Der Bundesrat hat heute mit «Verkehr ’45» die Eckwerte für den Ausbau der Verkehrsinfrastruktur bis 2045 vorgestellt. Für die Region Basel ist das eine zentrale Weichenstellung: Öffentliche Gelder müssen effizient für Klimaschutz und Lebensqualität eingesetzt werden.

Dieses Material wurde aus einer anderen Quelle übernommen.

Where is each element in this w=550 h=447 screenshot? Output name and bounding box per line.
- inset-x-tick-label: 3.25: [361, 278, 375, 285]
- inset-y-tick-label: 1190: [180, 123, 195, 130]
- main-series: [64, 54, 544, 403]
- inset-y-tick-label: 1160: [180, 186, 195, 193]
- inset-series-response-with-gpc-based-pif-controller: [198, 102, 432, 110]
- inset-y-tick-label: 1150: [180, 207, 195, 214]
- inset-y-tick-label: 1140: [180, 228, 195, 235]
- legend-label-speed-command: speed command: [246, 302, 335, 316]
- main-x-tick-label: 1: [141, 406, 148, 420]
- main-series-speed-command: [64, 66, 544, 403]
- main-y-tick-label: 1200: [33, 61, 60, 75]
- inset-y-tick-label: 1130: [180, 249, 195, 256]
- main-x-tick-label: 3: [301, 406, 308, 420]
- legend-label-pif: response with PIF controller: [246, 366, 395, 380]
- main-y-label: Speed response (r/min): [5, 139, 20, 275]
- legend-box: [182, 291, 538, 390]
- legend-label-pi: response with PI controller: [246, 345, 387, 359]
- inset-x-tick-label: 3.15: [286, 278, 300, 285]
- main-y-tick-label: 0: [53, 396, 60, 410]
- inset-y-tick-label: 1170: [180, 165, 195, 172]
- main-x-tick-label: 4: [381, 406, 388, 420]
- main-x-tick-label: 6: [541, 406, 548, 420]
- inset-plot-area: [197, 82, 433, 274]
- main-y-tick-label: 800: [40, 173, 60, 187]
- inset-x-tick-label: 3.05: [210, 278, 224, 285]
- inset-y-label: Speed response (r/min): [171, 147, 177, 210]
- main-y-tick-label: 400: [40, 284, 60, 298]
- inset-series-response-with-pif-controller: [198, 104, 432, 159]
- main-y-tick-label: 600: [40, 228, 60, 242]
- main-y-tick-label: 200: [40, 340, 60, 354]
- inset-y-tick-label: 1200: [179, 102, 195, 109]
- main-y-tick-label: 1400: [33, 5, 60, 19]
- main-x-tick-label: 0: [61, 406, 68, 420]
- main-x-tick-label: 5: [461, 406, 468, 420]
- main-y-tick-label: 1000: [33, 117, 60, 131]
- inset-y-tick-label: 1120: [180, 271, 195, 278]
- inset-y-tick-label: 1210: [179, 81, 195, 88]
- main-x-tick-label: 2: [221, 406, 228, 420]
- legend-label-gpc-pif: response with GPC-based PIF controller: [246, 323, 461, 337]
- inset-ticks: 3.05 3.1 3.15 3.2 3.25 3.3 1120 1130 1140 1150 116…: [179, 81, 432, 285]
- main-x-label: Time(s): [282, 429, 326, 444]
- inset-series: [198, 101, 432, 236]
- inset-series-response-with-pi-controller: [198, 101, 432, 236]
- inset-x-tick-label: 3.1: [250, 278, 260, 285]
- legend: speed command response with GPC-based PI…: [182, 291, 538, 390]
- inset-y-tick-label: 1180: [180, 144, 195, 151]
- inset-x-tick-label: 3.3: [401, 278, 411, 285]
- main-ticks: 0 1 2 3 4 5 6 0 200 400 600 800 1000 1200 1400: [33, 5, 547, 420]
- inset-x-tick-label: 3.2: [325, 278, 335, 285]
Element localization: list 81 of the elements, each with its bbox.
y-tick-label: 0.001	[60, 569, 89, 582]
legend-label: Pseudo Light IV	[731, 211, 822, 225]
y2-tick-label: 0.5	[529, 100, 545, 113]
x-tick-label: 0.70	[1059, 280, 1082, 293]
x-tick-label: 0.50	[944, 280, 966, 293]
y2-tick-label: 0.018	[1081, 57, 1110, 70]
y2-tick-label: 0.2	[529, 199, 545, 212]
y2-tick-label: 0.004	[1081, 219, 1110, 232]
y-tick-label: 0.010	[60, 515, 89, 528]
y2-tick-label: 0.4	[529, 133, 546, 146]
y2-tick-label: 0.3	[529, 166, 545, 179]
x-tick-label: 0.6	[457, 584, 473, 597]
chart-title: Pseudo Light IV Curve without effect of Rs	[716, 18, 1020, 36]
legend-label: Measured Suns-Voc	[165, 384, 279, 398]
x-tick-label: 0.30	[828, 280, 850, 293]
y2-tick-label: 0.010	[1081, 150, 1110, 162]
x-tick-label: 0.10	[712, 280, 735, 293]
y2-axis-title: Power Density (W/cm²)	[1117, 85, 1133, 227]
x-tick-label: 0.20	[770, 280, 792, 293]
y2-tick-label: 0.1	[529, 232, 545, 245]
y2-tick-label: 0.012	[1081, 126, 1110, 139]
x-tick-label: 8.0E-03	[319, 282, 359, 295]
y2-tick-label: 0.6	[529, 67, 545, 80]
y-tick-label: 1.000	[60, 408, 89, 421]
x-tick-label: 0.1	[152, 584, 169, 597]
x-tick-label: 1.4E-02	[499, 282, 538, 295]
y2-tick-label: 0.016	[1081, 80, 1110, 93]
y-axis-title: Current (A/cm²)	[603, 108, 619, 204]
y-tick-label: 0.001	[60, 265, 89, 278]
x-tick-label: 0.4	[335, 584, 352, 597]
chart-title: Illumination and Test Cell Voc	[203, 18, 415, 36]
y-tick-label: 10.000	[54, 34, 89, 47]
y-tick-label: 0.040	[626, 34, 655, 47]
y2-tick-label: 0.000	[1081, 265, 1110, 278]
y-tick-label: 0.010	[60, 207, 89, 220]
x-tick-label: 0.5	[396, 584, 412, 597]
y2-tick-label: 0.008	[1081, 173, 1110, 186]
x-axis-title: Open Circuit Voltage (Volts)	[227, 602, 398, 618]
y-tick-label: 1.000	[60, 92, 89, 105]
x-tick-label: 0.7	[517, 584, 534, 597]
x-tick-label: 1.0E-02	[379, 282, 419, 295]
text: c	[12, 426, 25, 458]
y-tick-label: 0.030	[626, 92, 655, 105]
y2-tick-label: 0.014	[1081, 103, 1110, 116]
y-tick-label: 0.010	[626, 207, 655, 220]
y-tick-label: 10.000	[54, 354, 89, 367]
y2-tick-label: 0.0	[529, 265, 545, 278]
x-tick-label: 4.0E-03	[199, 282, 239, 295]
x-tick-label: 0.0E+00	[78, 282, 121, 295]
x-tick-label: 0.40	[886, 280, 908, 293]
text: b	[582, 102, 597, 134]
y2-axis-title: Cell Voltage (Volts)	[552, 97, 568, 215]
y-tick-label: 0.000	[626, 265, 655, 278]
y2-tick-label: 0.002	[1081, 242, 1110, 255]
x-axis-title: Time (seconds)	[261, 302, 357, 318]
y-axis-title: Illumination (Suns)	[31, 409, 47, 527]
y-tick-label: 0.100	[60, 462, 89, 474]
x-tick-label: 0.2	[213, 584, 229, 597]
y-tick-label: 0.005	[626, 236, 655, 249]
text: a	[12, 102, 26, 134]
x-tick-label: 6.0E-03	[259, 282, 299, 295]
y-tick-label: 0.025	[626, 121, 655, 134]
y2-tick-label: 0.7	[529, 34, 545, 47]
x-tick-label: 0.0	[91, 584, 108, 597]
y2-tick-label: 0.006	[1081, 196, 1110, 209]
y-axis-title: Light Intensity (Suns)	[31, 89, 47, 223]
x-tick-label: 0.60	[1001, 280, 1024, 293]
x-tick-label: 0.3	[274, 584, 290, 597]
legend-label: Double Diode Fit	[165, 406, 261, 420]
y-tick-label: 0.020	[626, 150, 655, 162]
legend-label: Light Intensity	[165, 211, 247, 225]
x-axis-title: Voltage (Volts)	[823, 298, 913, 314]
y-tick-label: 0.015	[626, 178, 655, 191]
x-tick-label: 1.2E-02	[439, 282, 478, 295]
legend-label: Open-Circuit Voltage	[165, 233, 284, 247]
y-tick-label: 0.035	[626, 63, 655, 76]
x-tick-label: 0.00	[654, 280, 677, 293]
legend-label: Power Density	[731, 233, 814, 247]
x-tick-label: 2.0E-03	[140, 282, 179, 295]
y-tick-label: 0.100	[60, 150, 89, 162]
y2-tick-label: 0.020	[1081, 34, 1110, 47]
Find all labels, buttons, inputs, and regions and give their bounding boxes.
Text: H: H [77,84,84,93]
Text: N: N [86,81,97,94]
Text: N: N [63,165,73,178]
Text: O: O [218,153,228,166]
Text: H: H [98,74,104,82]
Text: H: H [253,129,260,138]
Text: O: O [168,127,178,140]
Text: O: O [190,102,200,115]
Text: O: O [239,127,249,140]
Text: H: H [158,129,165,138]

Absolut inakzeptabel ist, dass der Bundesrat den Rheintunnel, den Autobahntunnel zwischen Birsfelden und Basel Nord, in seine Empfehlung aufgenommen hat. Unter Missachtung des klaren Volksentscheids soll damit ein Milliardenbetrag in ein Autobahnprojekt fliessen, das Mehrverkehr statt Entlastung schafft. Das Projekt verschlingt rund 2,4 Milliarden Franken und ist für den Realisierungshorizont 2045 vorgesehen. Die GRÜNEN werden das Projekt mit aller Kraft bekämpfen.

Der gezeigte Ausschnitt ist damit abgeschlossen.